2.    The pedigree chart must be constructed with the names and genotypes at the bottom of every individual in the chart.
If it is autosomal: Always use the first letter of the dominant trait to represent the dominant allele. For example, if the dominant trait is red, so the allele R-red, while r-yellow. For example, if the person is homozygous dominant for curly hair, we write CC as his genotype. 
If sex-linked, do not forget to write the parents’ chromosomes (XX-female, XY-male), with their corresponding superscripts (dominant or recessive). The superscript must be based on the first letter of the disorder. For example, the mother is a carrier of hemophilia (which is x-linked recessive), so we write XHXh. If the father has hemophilia, we write XhY. Put the pedigree chart using code properly.

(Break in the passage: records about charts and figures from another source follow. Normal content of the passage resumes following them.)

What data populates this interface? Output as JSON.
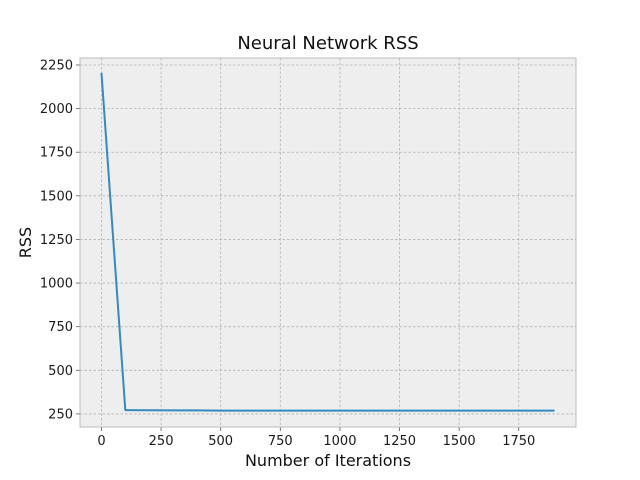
{
  "chart_data": {
    "type": "line",
    "title": "Neural Network RSS",
    "xlabel": "Number of Iterations",
    "ylabel": "RSS",
    "xlim": [
      -90,
      1990
    ],
    "ylim": [
      175,
      2290
    ],
    "xticks": [
      0,
      250,
      500,
      750,
      1000,
      1250,
      1500,
      1750
    ],
    "yticks": [
      250,
      500,
      750,
      1000,
      1250,
      1500,
      1750,
      2000,
      2250
    ],
    "grid": true,
    "series": [
      {
        "color": "#348abd",
        "x": [
          0,
          100,
          200,
          300,
          400,
          500,
          600,
          700,
          800,
          900,
          1000,
          1100,
          1200,
          1300,
          1400,
          1500,
          1600,
          1700,
          1800,
          1900
        ],
        "y": [
          2205,
          272,
          271,
          270,
          270,
          269,
          269,
          269,
          269,
          269,
          269,
          269,
          269,
          269,
          269,
          269,
          269,
          269,
          269,
          269
        ]
      }
    ],
    "colors": {
      "plot_bg": "#eeeeee",
      "frame": "#bcbcbc",
      "line": "#348abd"
    }
  }
}
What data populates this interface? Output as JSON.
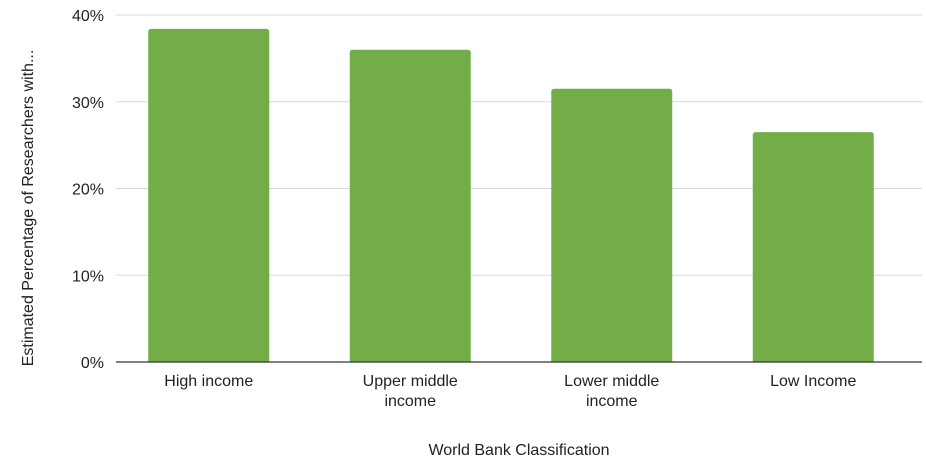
{
  "chart_data": {
    "type": "bar",
    "categories": [
      "High income",
      "Upper middle income",
      "Lower middle income",
      "Low Income"
    ],
    "values": [
      38.4,
      36.0,
      31.5,
      26.5
    ],
    "xlabel": "World Bank Classification",
    "ylabel": "Estimated Percentage of Researchers with...",
    "ylim": [
      0,
      40
    ],
    "yticks": [
      0,
      10,
      20,
      30,
      40
    ],
    "ytick_labels": [
      "0%",
      "10%",
      "20%",
      "30%",
      "40%"
    ],
    "grid": true,
    "legend": "none",
    "colors": {
      "bar": "#72AD48",
      "grid": "#D9D9D9",
      "axis": "#333333"
    }
  }
}
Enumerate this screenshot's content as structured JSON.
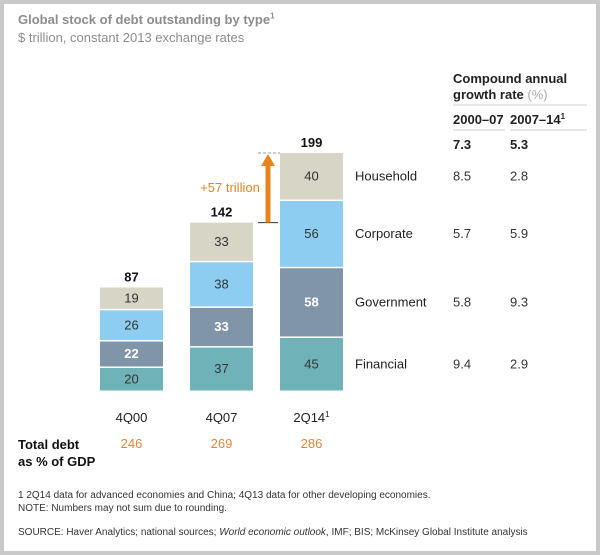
{
  "chart_data": {
    "type": "bar",
    "stacked": true,
    "title": "Global stock of debt outstanding by type",
    "title_footnote": "1",
    "subtitle": "$ trillion, constant 2013 exchange rates",
    "categories": [
      "4Q00",
      "4Q07",
      "2Q14"
    ],
    "category_footnotes": [
      "",
      "",
      "1"
    ],
    "totals": [
      87,
      142,
      199
    ],
    "series": [
      {
        "name": "Financial",
        "color": "#6fb3b9",
        "label_color": "#333333",
        "values": [
          20,
          37,
          45
        ],
        "cagr_2000_07": "9.4",
        "cagr_2007_14": "2.9"
      },
      {
        "name": "Government",
        "color": "#8195a8",
        "label_color": "#ffffff",
        "values": [
          22,
          33,
          58
        ],
        "cagr_2000_07": "5.8",
        "cagr_2007_14": "9.3"
      },
      {
        "name": "Corporate",
        "color": "#8dcdf2",
        "label_color": "#333333",
        "values": [
          26,
          38,
          56
        ],
        "cagr_2000_07": "5.7",
        "cagr_2007_14": "5.9"
      },
      {
        "name": "Household",
        "color": "#d7d5c5",
        "label_color": "#333333",
        "values": [
          19,
          33,
          40
        ],
        "cagr_2000_07": "8.5",
        "cagr_2007_14": "2.8"
      }
    ],
    "annotation": "+57 trillion",
    "annotation_color": "#e8841e",
    "ylim": [
      0,
      199
    ],
    "growth_table": {
      "header_line1": "Compound annual",
      "header_line2": "growth rate",
      "header_unit": "(%)",
      "periods": [
        "2000–07",
        "2007–14"
      ],
      "period_footnotes": [
        "",
        "1"
      ],
      "totals": [
        "7.3",
        "5.3"
      ]
    },
    "gdp_label_line1": "Total debt",
    "gdp_label_line2": "as % of GDP",
    "gdp_values": [
      "246",
      "269",
      "286"
    ]
  },
  "footnotes": {
    "note1": "1  2Q14 data for advanced economies and China; 4Q13 data for other developing economies.",
    "note2": "NOTE: Numbers may not sum due to rounding.",
    "source_prefix": "SOURCE:  Haver Analytics; national sources; ",
    "source_italic": "World economic outlook",
    "source_suffix": ", IMF; BIS; McKinsey Global Institute analysis"
  }
}
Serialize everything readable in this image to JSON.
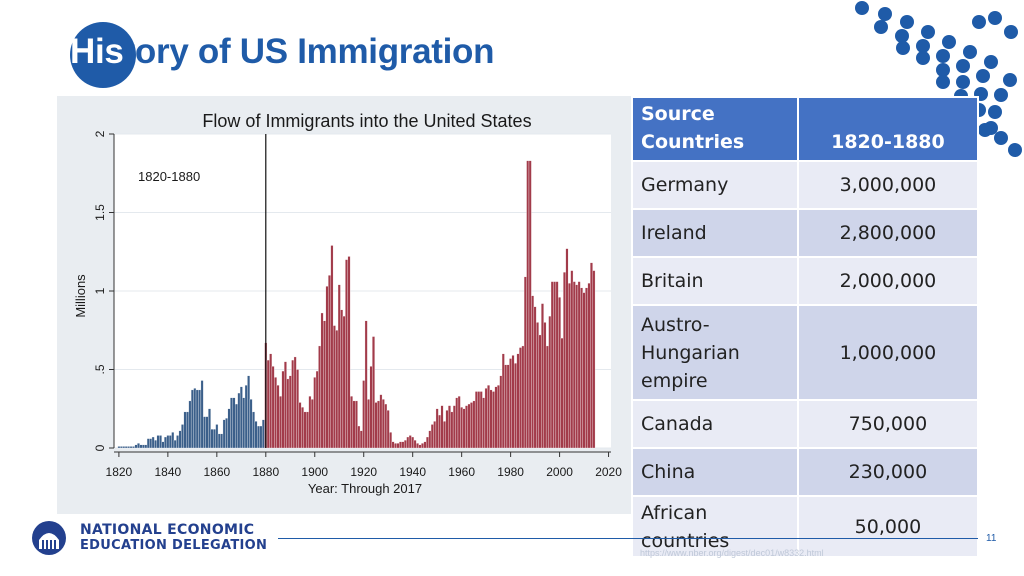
{
  "slide": {
    "title_highlight": "His",
    "title_rest": "tory of US Immigration",
    "page_number": "11",
    "source_note": "https://www.nber.org/digest/dec01/w8332.html"
  },
  "logo": {
    "icon": "capitol-dome-icon",
    "line1": "NATIONAL ECONOMIC",
    "line2": "EDUCATION DELEGATION"
  },
  "colors": {
    "brand_blue": "#1f5ba8",
    "table_header": "#4472c4",
    "pre_1880": "#3b5f8a",
    "post_1880": "#a23b4a"
  },
  "table": {
    "header": {
      "col1": "Source Countries",
      "col1_line1": "Source",
      "col1_line2": "Countries",
      "col2": "1820-1880"
    },
    "rows": [
      {
        "country": "Germany",
        "value": "3,000,000"
      },
      {
        "country": "Ireland",
        "value": "2,800,000"
      },
      {
        "country": "Britain",
        "value": "2,000,000"
      },
      {
        "country": "Austro-Hungarian empire",
        "country_lines": [
          "Austro-",
          "Hungarian",
          "empire"
        ],
        "value": "1,000,000"
      },
      {
        "country": "Canada",
        "value": "750,000"
      },
      {
        "country": "China",
        "value": "230,000"
      },
      {
        "country": "African countries",
        "country_lines": [
          "African",
          "countries"
        ],
        "value": "50,000"
      }
    ]
  },
  "chart_data": {
    "type": "bar",
    "title": "Flow of Immigrants into the United States",
    "xlabel": "Year: Through 2017",
    "ylabel": "Millions",
    "annotation": "1820-1880",
    "reference_line_x": 1880,
    "xlim": [
      1818,
      2021
    ],
    "ylim": [
      0,
      2
    ],
    "x_ticks": [
      "1820",
      "1840",
      "1860",
      "1880",
      "1900",
      "1920",
      "1940",
      "1960",
      "1980",
      "2000",
      "2020"
    ],
    "y_ticks": [
      "0",
      ".5",
      "1",
      "1.5",
      "2"
    ],
    "grid": true,
    "split_year": 1880,
    "years_start": 1820,
    "values": [
      0.01,
      0.01,
      0.01,
      0.01,
      0.01,
      0.01,
      0.01,
      0.02,
      0.03,
      0.02,
      0.02,
      0.02,
      0.06,
      0.06,
      0.07,
      0.05,
      0.08,
      0.08,
      0.04,
      0.07,
      0.08,
      0.08,
      0.1,
      0.05,
      0.08,
      0.11,
      0.15,
      0.23,
      0.23,
      0.3,
      0.37,
      0.38,
      0.37,
      0.37,
      0.43,
      0.2,
      0.2,
      0.25,
      0.12,
      0.12,
      0.15,
      0.09,
      0.09,
      0.18,
      0.19,
      0.25,
      0.32,
      0.32,
      0.28,
      0.35,
      0.39,
      0.32,
      0.4,
      0.46,
      0.31,
      0.23,
      0.17,
      0.14,
      0.14,
      0.18,
      0.67,
      0.56,
      0.6,
      0.52,
      0.45,
      0.4,
      0.33,
      0.49,
      0.55,
      0.44,
      0.46,
      0.56,
      0.58,
      0.5,
      0.29,
      0.26,
      0.23,
      0.23,
      0.33,
      0.31,
      0.45,
      0.49,
      0.65,
      0.86,
      0.81,
      1.03,
      1.1,
      1.29,
      0.78,
      0.75,
      1.04,
      0.88,
      0.84,
      1.2,
      1.22,
      0.33,
      0.3,
      0.3,
      0.14,
      0.11,
      0.43,
      0.81,
      0.31,
      0.52,
      0.71,
      0.29,
      0.3,
      0.34,
      0.31,
      0.28,
      0.24,
      0.1,
      0.04,
      0.03,
      0.03,
      0.04,
      0.04,
      0.05,
      0.07,
      0.08,
      0.07,
      0.05,
      0.03,
      0.02,
      0.03,
      0.04,
      0.07,
      0.11,
      0.15,
      0.17,
      0.25,
      0.21,
      0.27,
      0.17,
      0.24,
      0.27,
      0.23,
      0.27,
      0.32,
      0.33,
      0.26,
      0.25,
      0.27,
      0.28,
      0.29,
      0.3,
      0.36,
      0.36,
      0.36,
      0.32,
      0.38,
      0.4,
      0.37,
      0.36,
      0.39,
      0.4,
      0.46,
      0.6,
      0.53,
      0.53,
      0.57,
      0.59,
      0.54,
      0.6,
      0.64,
      0.65,
      1.09,
      1.83,
      1.83,
      0.97,
      0.9,
      0.8,
      0.72,
      0.92,
      0.8,
      0.65,
      0.84,
      1.06,
      1.06,
      1.06,
      0.96,
      0.7,
      1.12,
      1.27,
      1.05,
      1.13,
      1.06,
      1.04,
      1.06,
      1.02,
      0.99,
      1.02,
      1.05,
      1.18,
      1.13
    ]
  }
}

The situation is given below: 
Trait: Neurofibromatosis
The dominant form is neurofibromatosis, caused by the production of an abnormal form of the protein neurofibromin. Affected individuals show spots of abnormal skin pigmentation and non-cancerous tumors that can interfere with the nervous system and cause blindness. Some tumors can convert to a cancerous form.
The recessive form is a normal protein - in other words, no neurofibromatosis.

Situation:
Karina wants to know from whom she got her disorder. Her grandmother Ana has neurofibromatosis. Ana marries Angelo, who does not have the disease. They both have children named Christine (eldest), Monica, Joseph, Marco, and Yna (youngest). Monica, Marco, and Yna have the disorder out of the five children. Christine marries a man with the disorder, and they have two daughters, Kadita and Karina, who both have the disorder, and another daughter, Karrie, who does not have neurofibromatosis. Yna, on the other hand, marries a man with the disorder. They have four children, Dianne, Danica, Dennis, and Dan. Danica and Dennis have the disorder.